Forex piyasasında işlem yapmayı düşünen yatırımcılar ise öncelikle forex’in yasal mı, yoksa yasak mı olduğunu araştırıyor. Herhangi bir hukuki sorun ile karşılaşmak istemeyen yatırımcılar hesap açmadan önce gerek firma seçiminde gerekse teminat yatırma konusunda ince eleyip sık dokuyor. Teminat yatırmayı düşündükleri piyasanın güvenilir ve yasal olması her açıdan önemli hale geliyor.
Türkiye’de forex işlemleri bankalar ve aracı kurumlar nezdinde açılan bireysel ve kurumsal hesaplar aracılığı ile yasal bir şekilde gerçekleştiriliyor. Yani, Türk müşteriler Türkiye’de yasal bir şekilde forex işlemleri yapabiliyor.
Ancak SPK tarafından 2017 yılında uygulanmaya başlanan forex piyasalarına dair son düzenlemelere göre işlem ve hesap açılış süreci ile ilgili belirli sınırlandırmalar getirildi.
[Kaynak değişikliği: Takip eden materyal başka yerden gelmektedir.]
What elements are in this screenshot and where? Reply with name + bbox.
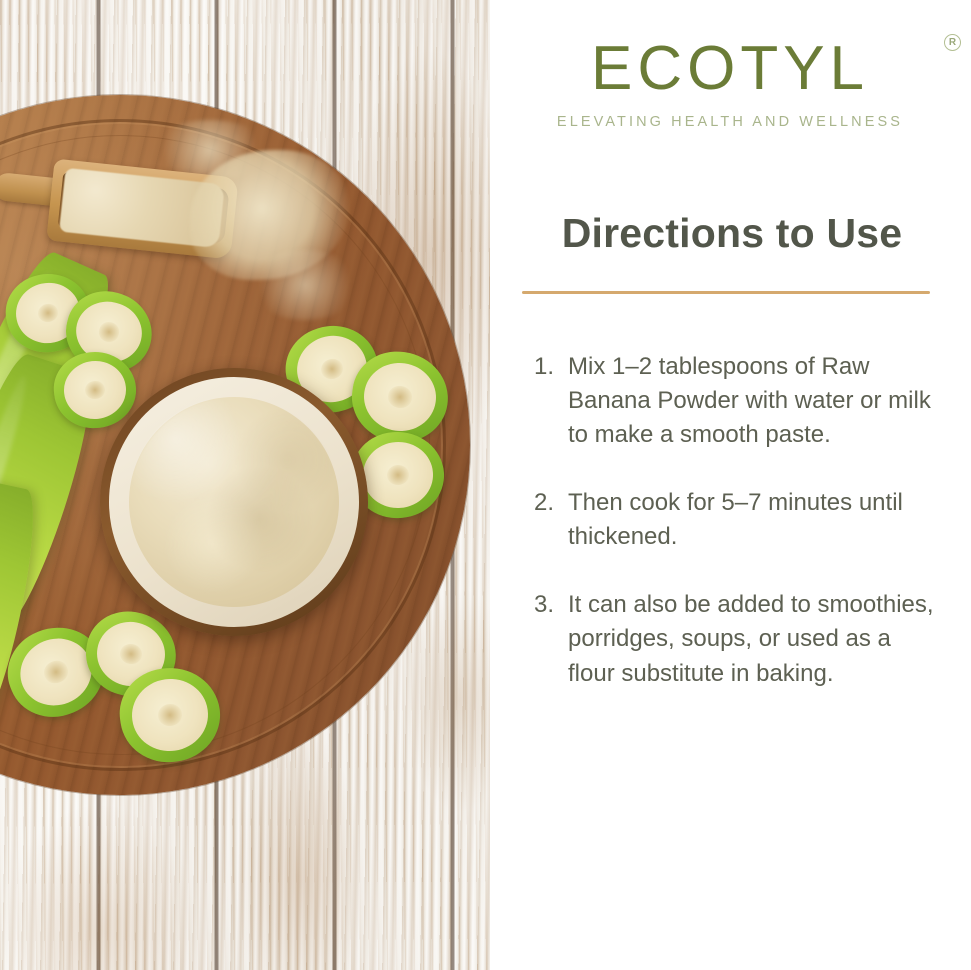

Önceden 100 TL gibi düşük bir teminat ve 1:100 kaldıraç oranı ile hesap açılabiliyorken artık başlangıç teminatı 50,000 TL’ye yükseltildi, maximum işlem yapılabilecek kaldıraç oranı ise 1:10’a düşürüldü.
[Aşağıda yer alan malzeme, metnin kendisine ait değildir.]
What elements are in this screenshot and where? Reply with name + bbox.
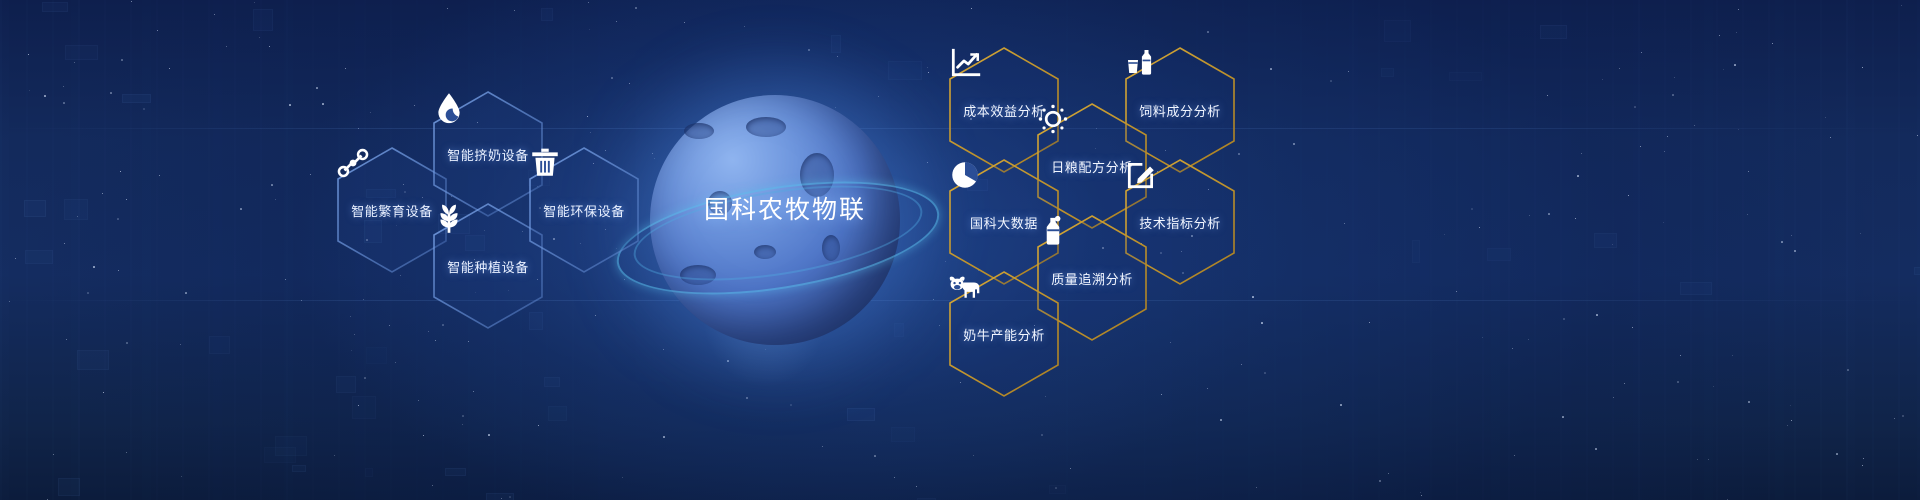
hex-label: 成本效益分析 bbox=[963, 101, 1045, 120]
hex-label: 质量追溯分析 bbox=[1051, 269, 1133, 288]
hex-label: 智能环保设备 bbox=[543, 201, 625, 220]
pie-chart-icon bbox=[948, 158, 982, 192]
cow-icon bbox=[948, 270, 982, 304]
hex-smart-environment[interactable]: 智能环保设备 bbox=[528, 146, 640, 274]
edit-pencil-icon bbox=[1124, 158, 1158, 192]
hex-label: 智能种植设备 bbox=[447, 257, 529, 276]
hex-label: 智能繁育设备 bbox=[351, 201, 433, 220]
hex-label: 奶牛产能分析 bbox=[963, 325, 1045, 344]
hex-label: 日粮配方分析 bbox=[1051, 157, 1133, 176]
node-network-icon bbox=[336, 146, 370, 180]
hex-cow-capacity-analysis[interactable]: 奶牛产能分析 bbox=[948, 270, 1060, 398]
page-title: 国科农牧物联 bbox=[660, 190, 910, 226]
sun-icon bbox=[1036, 102, 1070, 136]
milk-bottle-icon bbox=[1036, 214, 1070, 248]
hex-label: 饲料成分分析 bbox=[1139, 101, 1221, 120]
planet-group: 国科农牧物联 bbox=[650, 95, 940, 385]
line-chart-icon bbox=[948, 46, 982, 80]
hex-label: 智能挤奶设备 bbox=[447, 145, 529, 164]
milk-bottle-glass-icon bbox=[1124, 46, 1158, 80]
plant-leaf-icon bbox=[432, 202, 466, 236]
trash-bin-icon bbox=[528, 146, 562, 180]
iot-hero-banner: 国科农牧物联 智能繁育设备 智 bbox=[0, 0, 1920, 500]
hex-label: 国科大数据 bbox=[970, 213, 1038, 232]
water-drop-icon bbox=[432, 90, 466, 124]
hex-label: 技术指标分析 bbox=[1139, 213, 1221, 232]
Bu sınırlandırmalar neticesinde yatırımcıların birçoğu Türkiye yerine yurtdışı firmalar ile çalışma kararı almaya başladı. Yurtdışı firmalarının büyük bir bölümü 1:500, 1:3000 gibi yüksek kaldıraç oranı ve teminat konusunda alt limit sınırı olmaksızın işlem yapma fırsatı tanıdığı için yatırımcılar açısından yurt dışında hesap açmak daha cazip hale gelmeye başladı.